Structurele: werk verdwijnt helemaal, door bijv. automatiseren.
Kritiek op de verzorgingsstaat:
Betaalbaarheid
Onbedoelde gedragsprikkels: uitkeringen vergroten het risico dat mensen passief worden.
Door de bijstand en toeslagen die sommigen krijgen zouden ze er nauwelijks op vooruit gaan
als ze een baan zouden nemen. Dit leidt tot blijvende afhankelijkheid. Dit zie je ook terug in
de gezondheidszorg.
Misbruik: zwart bijklussen ondanks bijstand, liegen over niet samenwonen voor hogere
uitkering en studenten die zeggen dat ze uitwonend zijn ondanks dat ze nog bij hun ouders
wonen.
Maatregelen hiervoor zijn:
Stimuleren om te gaan werken door verlaging van loonbelasting of verhogen van
pensioengerechtigde leeftijd.
Verantwoordelijkheid delen: werkgevers zelf het loon van zieke werknemers te vergoeden,
zodat de werkgevers zorgen voor goede arbeidsomstandigheden. Verhoging van eigen risico
bij de zorgverzekering. En geen studiefinanciering meer als je er langer over doet.

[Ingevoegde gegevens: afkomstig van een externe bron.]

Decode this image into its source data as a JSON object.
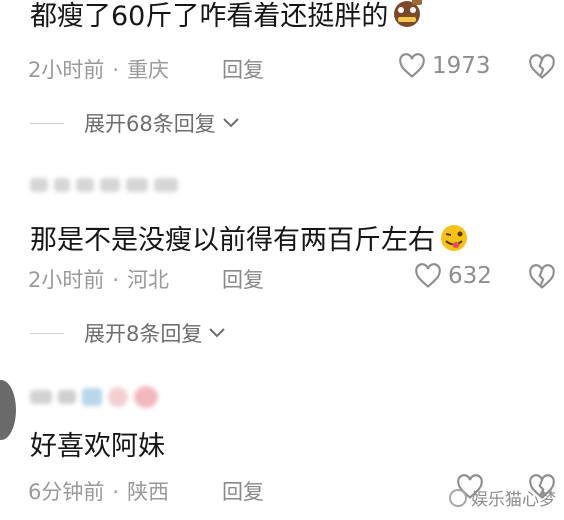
{
  "comments": [
    {
      "text": "都瘦了60斤了咋看着还挺胖的",
      "emoji": "money-mouth-emoji",
      "time": "2小时前",
      "location": "重庆",
      "reply_label": "回复",
      "likes": "1973",
      "expand_label": "展开68条回复"
    },
    {
      "text": "那是不是没瘦以前得有两百斤左右",
      "emoji": "winking-tongue-emoji",
      "time": "2小时前",
      "location": "河北",
      "reply_label": "回复",
      "likes": "632",
      "expand_label": "展开8条回复"
    },
    {
      "text": "好喜欢阿妹",
      "time": "6分钟前",
      "location": "陕西",
      "reply_label": "回复"
    }
  ],
  "separator": "·",
  "watermark": "娱乐猫心梦",
  "icons": {
    "like": "heart-outline-icon",
    "dislike": "broken-heart-icon",
    "expand": "chevron-down-icon"
  },
  "colors": {
    "text": "#161616",
    "meta": "#9a9a9a",
    "icon": "#8e8e8e"
  }
}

Meer controleren d.m.v. inspecties
2 nieuwe uitdagingen:
Nieuwe risico’s: bijv. door flexibilisering zijn er meer onzekerheden en is (bij)scholing soms
nodig. Wie is hier verantwoordelijk voor? En nu werken meestal beide ouders. Dus zou
kinderopvang gratis moeten zijn voor hen?
Verhouding tussen generaties: door vergrijzing en ontgroening betalen steeds minder
mensen AOW en de zorgkosten stijgen. Solidariteit tussen de generaties is hard nodig.
Wie zorgen voor de ouderen:
Op microniveau: in noodsituaties is dit vaak de familie, maar als er langdurige zorg nodig is
lukt dat meestal niet.
Op macroniveau: door de vergrijzing zal het in de toekomst moeilijk worden om de
gezondheidszorgkosten te kunnen dragen.
Als je collectief kijkt naar de verzorgingsstaat dan vind je dat iedereen recht heeft op de
voorzieningen. Wanneer je individualistisch denkt, dan krijgen alleen de mensen die het echt nodig
hebben recht op bepaalde voorzieningen.